The cryptic part came from not wanting to reveal too much. I have a family and I blog it’s a thin line to walk. I have my own limits for what I will and what I will not share about my family. I’m sure they would like me to post less than what I’ve set, but it’s my blog. Neener. So sometimes I struggle in communicating about a situation without naming the situation. It might be because it has too much personal date style info, or personal embarassment stuff so I struggle with how to write about it without saying it. Yesterdays blog was a great pratice! By your feedback, I need to improve and with time I am sure I will.

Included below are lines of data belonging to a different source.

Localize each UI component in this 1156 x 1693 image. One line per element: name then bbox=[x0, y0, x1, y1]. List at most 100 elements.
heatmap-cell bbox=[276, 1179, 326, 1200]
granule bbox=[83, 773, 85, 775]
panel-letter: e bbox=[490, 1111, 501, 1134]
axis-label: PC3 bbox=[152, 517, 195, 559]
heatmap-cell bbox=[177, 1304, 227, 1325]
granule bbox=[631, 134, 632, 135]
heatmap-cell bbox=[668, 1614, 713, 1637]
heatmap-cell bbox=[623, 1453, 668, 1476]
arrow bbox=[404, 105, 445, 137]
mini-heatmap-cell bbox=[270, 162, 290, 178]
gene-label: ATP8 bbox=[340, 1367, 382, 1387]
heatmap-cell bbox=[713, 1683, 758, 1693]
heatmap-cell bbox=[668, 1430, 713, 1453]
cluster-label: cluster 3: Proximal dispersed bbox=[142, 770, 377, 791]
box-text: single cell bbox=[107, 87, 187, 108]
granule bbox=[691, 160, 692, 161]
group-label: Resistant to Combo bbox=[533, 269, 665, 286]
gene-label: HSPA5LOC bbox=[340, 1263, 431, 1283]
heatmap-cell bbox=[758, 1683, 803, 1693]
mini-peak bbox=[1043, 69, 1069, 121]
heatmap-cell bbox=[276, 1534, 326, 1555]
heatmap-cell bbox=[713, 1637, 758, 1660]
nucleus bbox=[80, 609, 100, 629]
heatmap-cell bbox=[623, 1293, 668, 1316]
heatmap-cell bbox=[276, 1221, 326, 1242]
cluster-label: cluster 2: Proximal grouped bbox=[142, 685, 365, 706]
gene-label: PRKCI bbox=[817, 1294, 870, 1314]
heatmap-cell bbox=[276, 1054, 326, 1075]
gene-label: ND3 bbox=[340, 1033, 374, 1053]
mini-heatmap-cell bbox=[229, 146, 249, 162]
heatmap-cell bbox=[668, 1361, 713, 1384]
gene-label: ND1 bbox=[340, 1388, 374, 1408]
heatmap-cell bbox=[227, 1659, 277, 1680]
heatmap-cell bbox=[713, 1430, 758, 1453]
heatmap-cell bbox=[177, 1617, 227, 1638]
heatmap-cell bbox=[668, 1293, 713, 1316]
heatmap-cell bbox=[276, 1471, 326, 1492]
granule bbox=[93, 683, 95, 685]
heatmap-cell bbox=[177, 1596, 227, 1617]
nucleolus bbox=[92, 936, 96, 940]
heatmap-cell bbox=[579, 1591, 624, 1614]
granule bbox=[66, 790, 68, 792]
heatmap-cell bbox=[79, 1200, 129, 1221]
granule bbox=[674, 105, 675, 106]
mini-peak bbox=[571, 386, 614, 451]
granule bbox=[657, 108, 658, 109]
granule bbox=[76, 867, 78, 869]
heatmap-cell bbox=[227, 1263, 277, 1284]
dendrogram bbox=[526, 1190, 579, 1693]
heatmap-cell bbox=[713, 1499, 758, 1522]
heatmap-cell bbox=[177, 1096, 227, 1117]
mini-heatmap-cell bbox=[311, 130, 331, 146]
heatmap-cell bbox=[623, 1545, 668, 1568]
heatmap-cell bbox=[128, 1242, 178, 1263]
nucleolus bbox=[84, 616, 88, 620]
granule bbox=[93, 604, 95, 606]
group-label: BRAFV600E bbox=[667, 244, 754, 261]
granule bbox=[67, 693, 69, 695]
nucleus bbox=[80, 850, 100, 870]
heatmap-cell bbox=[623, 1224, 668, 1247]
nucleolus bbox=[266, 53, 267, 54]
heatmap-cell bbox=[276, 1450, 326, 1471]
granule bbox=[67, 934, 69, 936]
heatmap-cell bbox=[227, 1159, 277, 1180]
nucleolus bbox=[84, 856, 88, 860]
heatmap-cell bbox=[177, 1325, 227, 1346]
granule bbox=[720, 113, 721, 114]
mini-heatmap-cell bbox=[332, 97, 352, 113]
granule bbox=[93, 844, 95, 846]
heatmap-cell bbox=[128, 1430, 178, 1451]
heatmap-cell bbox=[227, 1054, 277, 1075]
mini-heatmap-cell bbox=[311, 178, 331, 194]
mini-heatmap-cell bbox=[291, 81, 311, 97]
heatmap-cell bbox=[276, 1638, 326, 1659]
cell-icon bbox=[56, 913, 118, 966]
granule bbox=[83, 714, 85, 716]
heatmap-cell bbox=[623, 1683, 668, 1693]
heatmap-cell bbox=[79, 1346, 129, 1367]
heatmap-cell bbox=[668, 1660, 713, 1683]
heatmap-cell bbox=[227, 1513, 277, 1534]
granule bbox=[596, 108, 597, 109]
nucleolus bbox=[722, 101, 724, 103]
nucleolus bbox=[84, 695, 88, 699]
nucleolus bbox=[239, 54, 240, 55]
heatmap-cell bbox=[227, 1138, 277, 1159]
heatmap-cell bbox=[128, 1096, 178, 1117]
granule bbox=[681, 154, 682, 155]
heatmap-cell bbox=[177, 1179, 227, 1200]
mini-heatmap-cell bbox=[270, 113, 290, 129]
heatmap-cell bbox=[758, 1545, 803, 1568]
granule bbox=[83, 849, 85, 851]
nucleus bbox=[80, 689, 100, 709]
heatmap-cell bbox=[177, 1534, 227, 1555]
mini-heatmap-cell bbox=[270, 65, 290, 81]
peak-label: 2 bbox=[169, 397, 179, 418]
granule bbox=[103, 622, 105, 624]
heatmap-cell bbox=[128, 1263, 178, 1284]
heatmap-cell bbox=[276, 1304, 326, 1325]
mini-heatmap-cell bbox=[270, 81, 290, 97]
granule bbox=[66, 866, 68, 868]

On to the emotionality of yesterdays post. What can I say. I’m human, it was late, I was not just tired I was exhausted and teary. Motherhood has it’s moments of tears, epiphanies and joy. Yesterday was a combo of all three. So I just chose emotional as one word to wrap it all into one. I was blogging late at night and my creative juices were drying up. Just know that all is well with each and every one of us. Each new day brings some things known and other things not. Yesterday was more on the “I didn’t see that one coming” and well, it was a bit rough. But hey, that’s all part of being a Mom. We got through it, I got through it and today smiles returned. We are all good. We are happy. No matter what comes, we’ll get through it because one thing about us is we are strong and we have love. Please don’t fret when my humanity shows and I get down. I hear it’s normal to be down. I’m luckier than most, my down times are far between. By general rule, I’m one happy gal. I will always be honest with you, my public all
42 of you. When I blog, I will be keeping it real-yo!
So my apologies to anyone that I worried yesterday. I had a moment of down, it won’t be my last, but it also didn’t last. Get it? Last? I am back to my normal happy, crazy self today. All is good and right in my world again.
Well other than my tummy is buggin me. It’s been all rumbly and bumbly since 9 a.m. I’m totally ready for that to be over.